Despite a huge correction exercise currently being undertaken by the Department of Work and Pensions (DWP) on historic state pension awards, errors are still being made on new state pension awards according to LCP partner and former pensions minister Steve Webb.
Steve Webb has now written to the pensions minister, Guy Opperman, giving examples of recent errors and calling for further action to improve accuracy.
A key area of error relates to women who previously paid a reduced rate of National Insurance Contributions, commonly known as the ‘married woman’s stamp’. Such women may find that under the rules of the new state pension they lack the 10 years of full rate contributions necessary to qualify for any state pension. But the new system has a special concession for such women, provided that they were paying the reduced stamp 35 years before they retired.
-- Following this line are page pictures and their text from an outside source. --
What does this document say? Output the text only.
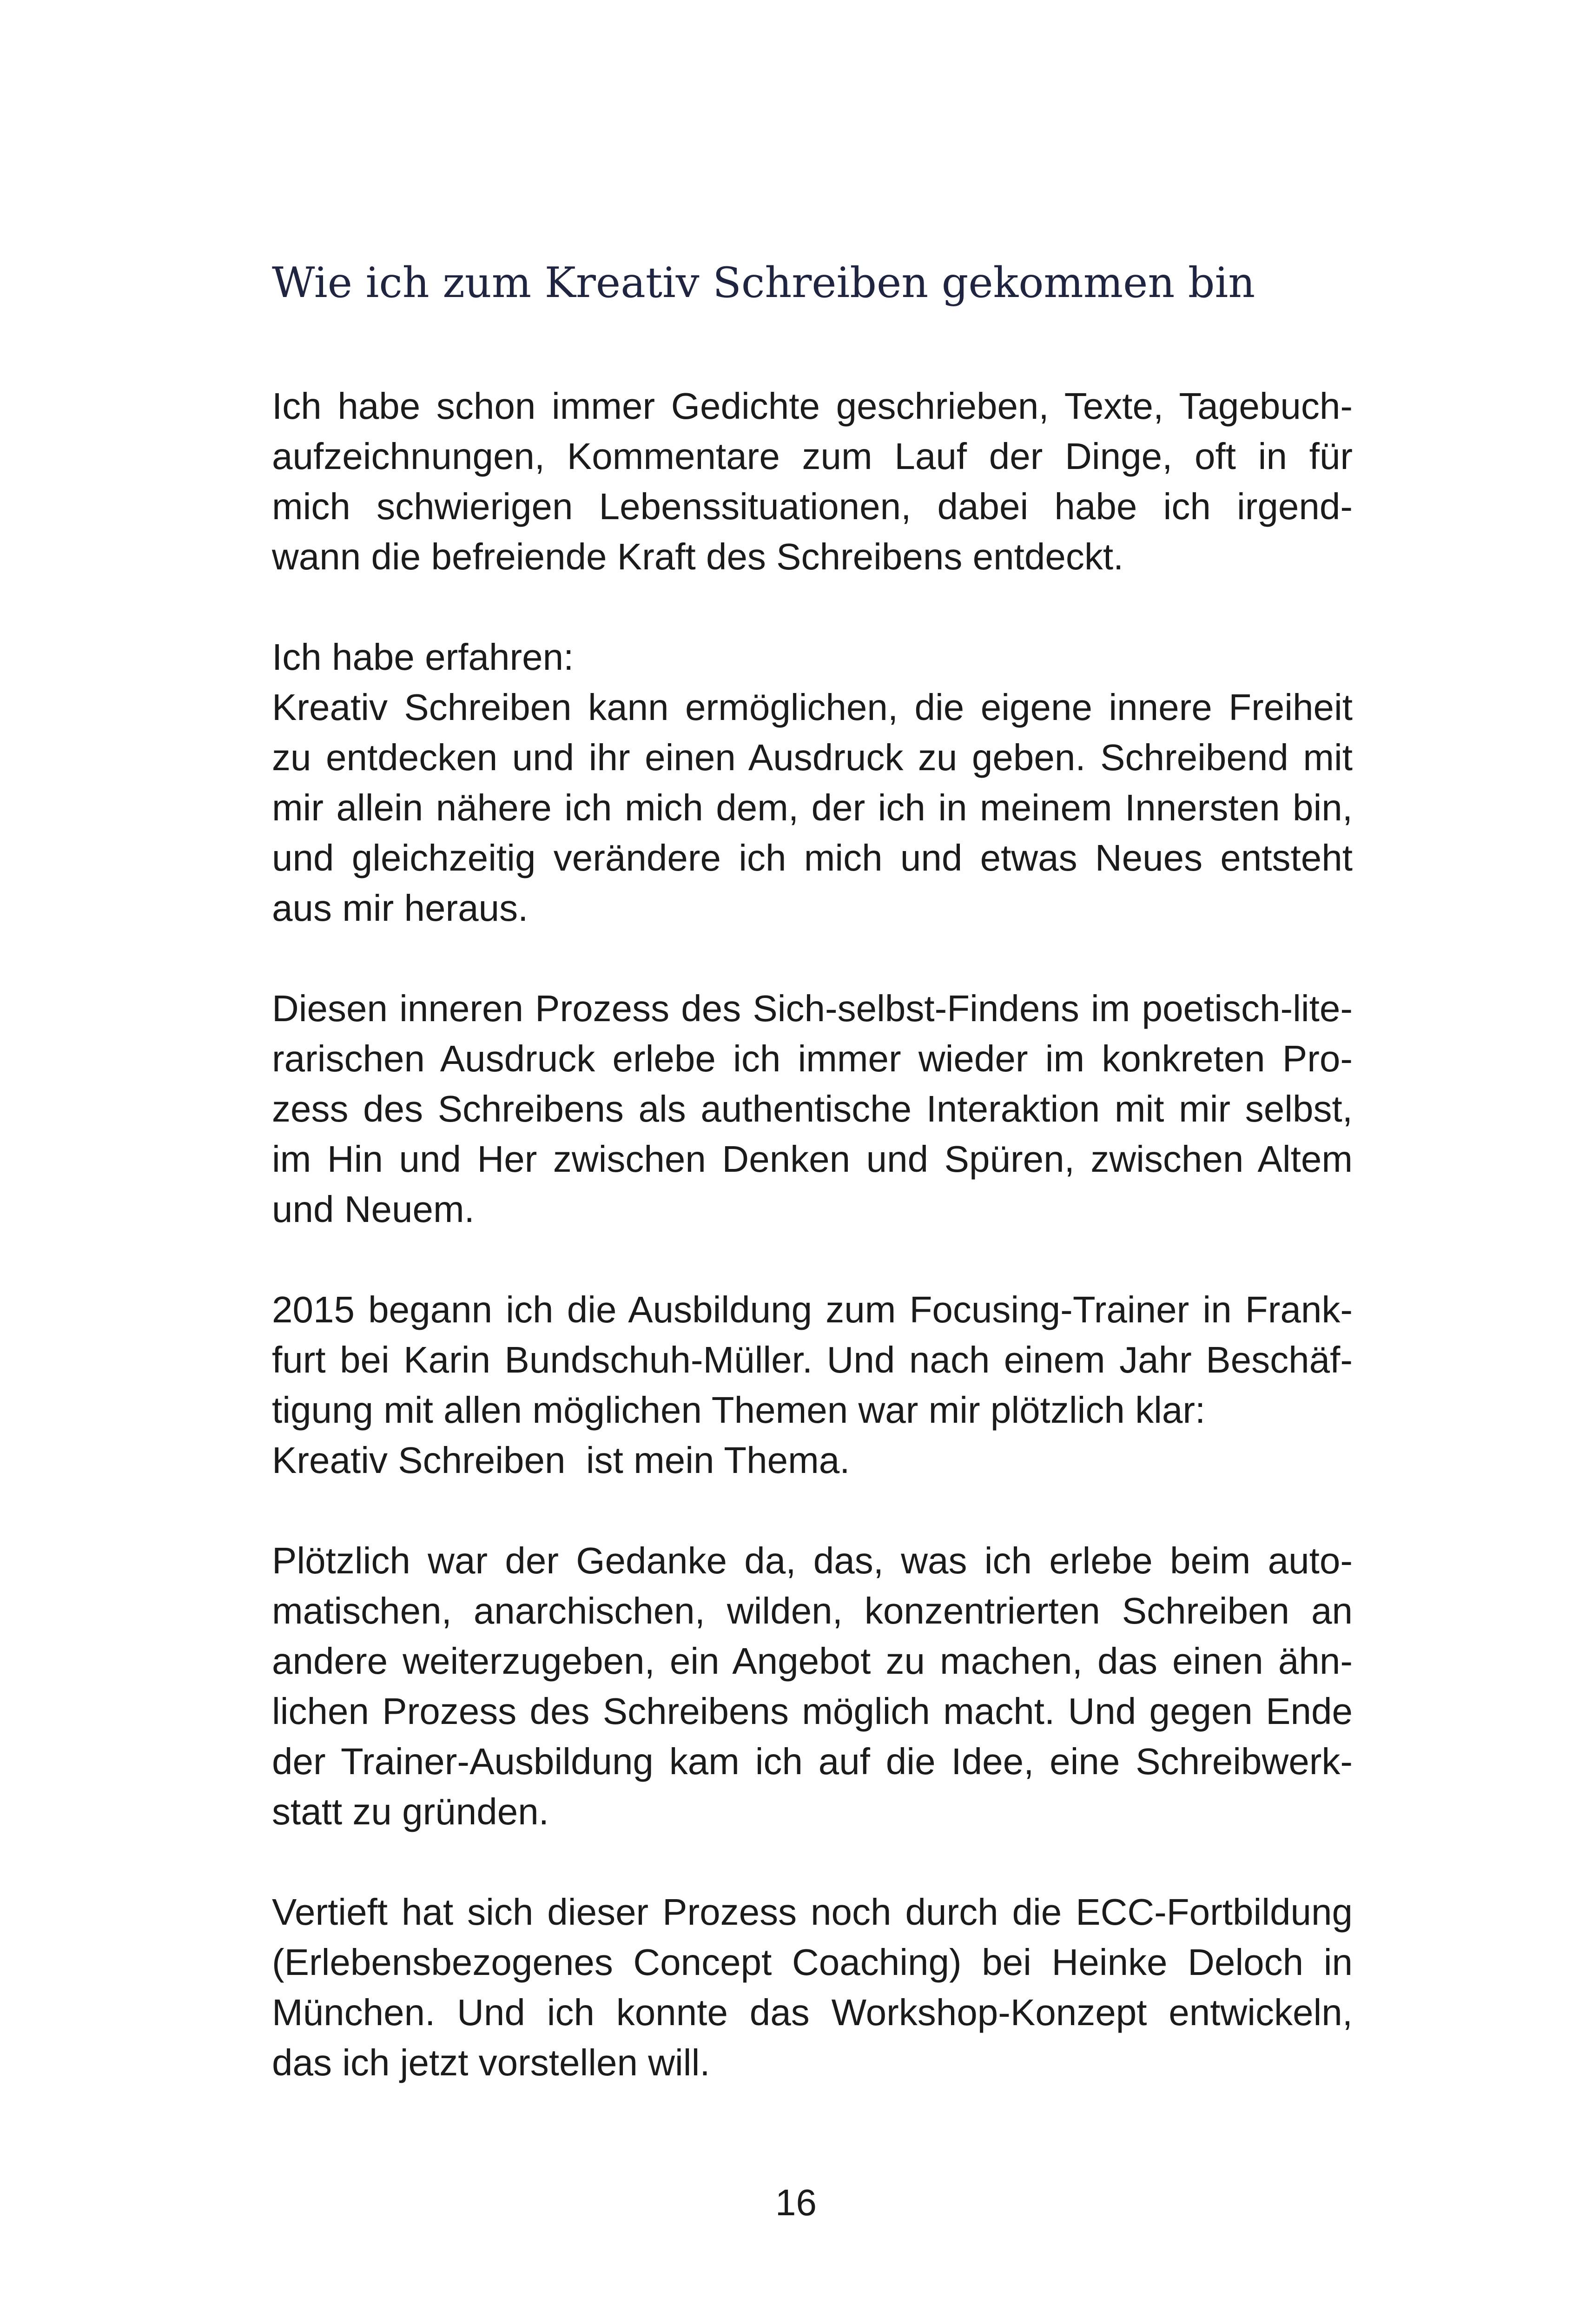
Wie ich zum Kreativ Schreiben gekommen bin

Ich habe schon immer Gedichte geschrieben, Texte, Tagebuch-
aufzeichnungen, Kommentare zum Lauf der Dinge, oft in für
mich schwierigen Lebenssituationen, dabei habe ich irgend-
wann die befreiende Kraft des Schreibens entdeckt.

Ich habe erfahren:
Kreativ Schreiben kann ermöglichen, die eigene innere Freiheit
zu entdecken und ihr einen Ausdruck zu geben. Schreibend mit
mir allein nähere ich mich dem, der ich in meinem Innersten bin,
und gleichzeitig verändere ich mich und etwas Neues entsteht
aus mir heraus.

Diesen inneren Prozess des Sich-selbst-Findens im poetisch-lite-
rarischen Ausdruck erlebe ich immer wieder im konkreten Pro-
zess des Schreibens als authentische Interaktion mit mir selbst,
im Hin und Her zwischen Denken und Spüren, zwischen Altem
und Neuem.

2015 begann ich die Ausbildung zum Focusing-Trainer in Frank-
furt bei Karin Bundschuh-Müller. Und nach einem Jahr Beschäf-
tigung mit allen möglichen Themen war mir plötzlich klar:
Kreativ Schreiben  ist mein Thema.

Plötzlich war der Gedanke da, das, was ich erlebe beim auto-
matischen, anarchischen, wilden, konzentrierten Schreiben an
andere weiterzugeben, ein Angebot zu machen, das einen ähn-
lichen Prozess des Schreibens möglich macht. Und gegen Ende
der Trainer-Ausbildung kam ich auf die Idee, eine Schreibwerk-
statt zu gründen.

Vertieft hat sich dieser Prozess noch durch die ECC-Fortbildung
(Erlebensbezogenes Concept Coaching) bei Heinke Deloch in
München. Und ich konnte das Workshop-Konzept entwickeln,
das ich jetzt vorstellen will.

16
Such women can automatically get a pension of £85 per week if they are married or £141.85 if they are widowed or divorced.
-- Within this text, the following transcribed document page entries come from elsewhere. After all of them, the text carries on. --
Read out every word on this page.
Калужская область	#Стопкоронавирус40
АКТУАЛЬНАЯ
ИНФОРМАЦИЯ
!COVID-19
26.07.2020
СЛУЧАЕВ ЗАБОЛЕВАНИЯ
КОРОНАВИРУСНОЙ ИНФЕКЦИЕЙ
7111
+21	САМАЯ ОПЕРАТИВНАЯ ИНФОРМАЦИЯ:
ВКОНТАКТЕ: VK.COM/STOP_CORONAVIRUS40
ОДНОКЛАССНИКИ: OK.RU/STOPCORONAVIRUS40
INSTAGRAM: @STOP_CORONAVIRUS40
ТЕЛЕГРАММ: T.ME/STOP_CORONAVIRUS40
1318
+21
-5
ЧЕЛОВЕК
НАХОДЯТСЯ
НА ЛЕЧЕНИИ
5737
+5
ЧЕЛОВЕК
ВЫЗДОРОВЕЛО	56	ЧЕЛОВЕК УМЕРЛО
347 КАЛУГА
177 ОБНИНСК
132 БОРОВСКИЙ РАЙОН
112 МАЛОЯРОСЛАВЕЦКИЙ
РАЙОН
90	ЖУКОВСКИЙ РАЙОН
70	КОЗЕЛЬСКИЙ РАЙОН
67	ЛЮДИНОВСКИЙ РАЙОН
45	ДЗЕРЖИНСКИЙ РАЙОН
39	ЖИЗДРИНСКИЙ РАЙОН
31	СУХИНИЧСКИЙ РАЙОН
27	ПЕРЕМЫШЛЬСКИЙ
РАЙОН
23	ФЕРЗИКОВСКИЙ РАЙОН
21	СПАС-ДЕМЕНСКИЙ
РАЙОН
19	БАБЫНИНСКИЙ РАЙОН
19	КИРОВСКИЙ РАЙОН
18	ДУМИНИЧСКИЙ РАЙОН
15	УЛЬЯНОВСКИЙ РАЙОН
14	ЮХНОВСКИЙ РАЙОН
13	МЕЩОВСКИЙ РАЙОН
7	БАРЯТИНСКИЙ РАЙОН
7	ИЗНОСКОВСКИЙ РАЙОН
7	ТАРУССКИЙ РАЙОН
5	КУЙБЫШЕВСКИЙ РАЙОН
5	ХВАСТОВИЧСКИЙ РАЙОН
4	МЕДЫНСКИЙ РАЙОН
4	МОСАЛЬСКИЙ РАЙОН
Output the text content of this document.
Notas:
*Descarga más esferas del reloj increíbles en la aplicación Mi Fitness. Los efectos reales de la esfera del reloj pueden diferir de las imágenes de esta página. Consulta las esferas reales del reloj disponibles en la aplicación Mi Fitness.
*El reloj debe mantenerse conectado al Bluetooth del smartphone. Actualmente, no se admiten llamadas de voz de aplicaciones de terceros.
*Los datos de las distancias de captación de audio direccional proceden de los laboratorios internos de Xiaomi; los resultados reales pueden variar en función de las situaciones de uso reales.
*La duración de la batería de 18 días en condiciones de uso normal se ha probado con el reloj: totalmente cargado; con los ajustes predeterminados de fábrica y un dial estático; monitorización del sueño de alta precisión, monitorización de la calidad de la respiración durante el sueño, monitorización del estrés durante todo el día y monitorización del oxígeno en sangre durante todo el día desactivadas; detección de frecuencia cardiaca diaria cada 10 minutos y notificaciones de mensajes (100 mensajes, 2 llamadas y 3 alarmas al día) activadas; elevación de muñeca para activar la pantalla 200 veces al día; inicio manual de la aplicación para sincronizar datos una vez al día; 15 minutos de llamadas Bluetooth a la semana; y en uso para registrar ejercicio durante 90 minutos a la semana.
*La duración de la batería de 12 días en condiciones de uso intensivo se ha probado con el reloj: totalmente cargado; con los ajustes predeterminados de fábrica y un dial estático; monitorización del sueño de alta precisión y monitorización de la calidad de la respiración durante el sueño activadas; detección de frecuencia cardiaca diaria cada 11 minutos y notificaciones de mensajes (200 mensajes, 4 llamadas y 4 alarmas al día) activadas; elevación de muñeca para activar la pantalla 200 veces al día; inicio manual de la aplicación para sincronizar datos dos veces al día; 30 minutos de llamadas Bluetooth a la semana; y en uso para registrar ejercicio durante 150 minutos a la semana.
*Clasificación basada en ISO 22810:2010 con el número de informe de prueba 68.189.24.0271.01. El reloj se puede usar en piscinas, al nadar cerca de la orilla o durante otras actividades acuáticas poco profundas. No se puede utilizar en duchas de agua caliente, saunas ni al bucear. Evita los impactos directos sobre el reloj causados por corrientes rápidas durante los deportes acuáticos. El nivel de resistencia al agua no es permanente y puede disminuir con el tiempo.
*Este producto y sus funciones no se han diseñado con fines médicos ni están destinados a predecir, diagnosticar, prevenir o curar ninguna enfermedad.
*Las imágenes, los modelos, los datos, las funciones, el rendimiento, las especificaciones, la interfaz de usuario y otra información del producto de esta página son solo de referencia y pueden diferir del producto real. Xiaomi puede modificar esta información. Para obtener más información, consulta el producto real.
A previous FOI request from Steve Webb revealed that DWP discovered in 2019 that it was making errors on such cases and a correction exercise was put in place at the time. But the former Minister has continued to hear from women who have wrongly been told they have no pension entitlement, including one who retired in April 2022. He has therefore written to DWP with details of four such cases and is calling for action to be taken to stop this from happening again.
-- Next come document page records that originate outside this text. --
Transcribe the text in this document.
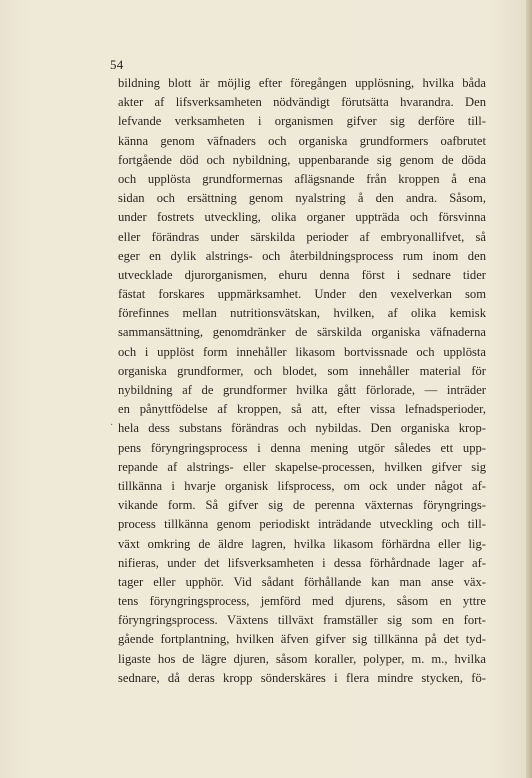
54
·
bildning blott är möjlig efter föregången upplösning, hvilka båda
akter af lifsverksamheten nödvändigt förutsätta hvarandra. Den
lefvande verksamheten i organismen gifver sig derföre till-
känna genom väfnaders och organiska grundformers oafbrutet
fortgående död och nybildning, uppenbarande sig genom de döda
och upplösta grundformernas aflägsnande från kroppen å ena
sidan och ersättning genom nyalstring å den andra. Såsom,
under fostrets utveckling, olika organer uppträda och försvinna
eller förändras under särskilda perioder af embryonallifvet, så
eger en dylik alstrings- och återbildningsprocess rum inom den
utvecklade djurorganismen, ehuru denna först i sednare tider
fästat forskares uppmärksamhet. Under den vexelverkan som
förefinnes mellan nutritionsvätskan, hvilken, af olika kemisk
sammansättning, genomdränker de särskilda organiska väfnaderna
och i upplöst form innehåller likasom bortvissnade och upplösta
organiska grundformer, och blodet, som innehåller material för
nybildning af de grundformer hvilka gått förlorade, — inträder
en pånyttfödelse af kroppen, så att, efter vissa lefnadsperioder,
hela dess substans förändras och nybildas. Den organiska krop-
pens föryngringsprocess i denna mening utgör således ett upp-
repande af alstrings- eller skapelse-processen, hvilken gifver sig
tillkänna i hvarje organisk lifsprocess, om ock under något af-
vikande form. Så gifver sig de perenna växternas föryngrings-
process tillkänna genom periodiskt inträdande utveckling och till-
växt omkring de äldre lagren, hvilka likasom förhärdna eller lig-
nifieras, under det lifsverksamheten i dessa förhårdnade lager af-
tager eller upphör. Vid sådant förhållande kan man anse väx-
tens föryngringsprocess, jemförd med djurens, såsom en yttre
föryngringsprocess. Växtens tillväxt framställer sig som en fort-
gående fortplantning, hvilken äfven gifver sig tillkänna på det tyd-
ligaste hos de lägre djuren, såsom koraller, polyper, m. m., hvilka
sednare, då deras kropp sönderskäres i flera mindre stycken, fö-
|Case study: Mrs Estelle Henley
Mrs Henley reached pension age in April 2022. Before retiring she worked full-time in her daughter’s pub for fifteen years. She lives near Southampton with her husband Rob who is aged 72 but still in part-time work, partly to support the couple until Mrs Henley’s state pension became payable. Mrs Henley claimed her state pension in the usual way but was shocked to receive a letter from DWP dated 21st April 2022 saying “We cannot pay you UK state pension” because she did not have the requisite number of years of contributions. From previous correspondence with DWP in 2015 she was aware of the special rules for people who paid the ‘reduced stamp’, so she challenged DWP directly and also contacted Steve Webb. DWP have now accepted their error, phoning Mrs Henley to apologise and have paid arrears back to the start of her claim. Mrs Henley said: “I knew that something was wrong when I was told I wasn’t entitled to a pension, but there may be other women who might not realise they have been given the wrong information. I would encourage anyone who has been turned down for a pension to make sure that an error has not been made”.
Commenting, Steve Webb, partner at LCP said: “When DWP admitted to me that they had been making errors for this group of women I assumed that they would have put in place procedures to sort out the problem.
“Yet I continue to hear from women who have been wrongly told that they are not entitled to a pension. What concerns me most is how many other women there may be who simply trusted what DWP have told them and are now struggling to get by without the pension which is rightfully theirs. DWP should be checking all their records for such cases and putting things right, as well as making sure that these mistakes cannot happen again”.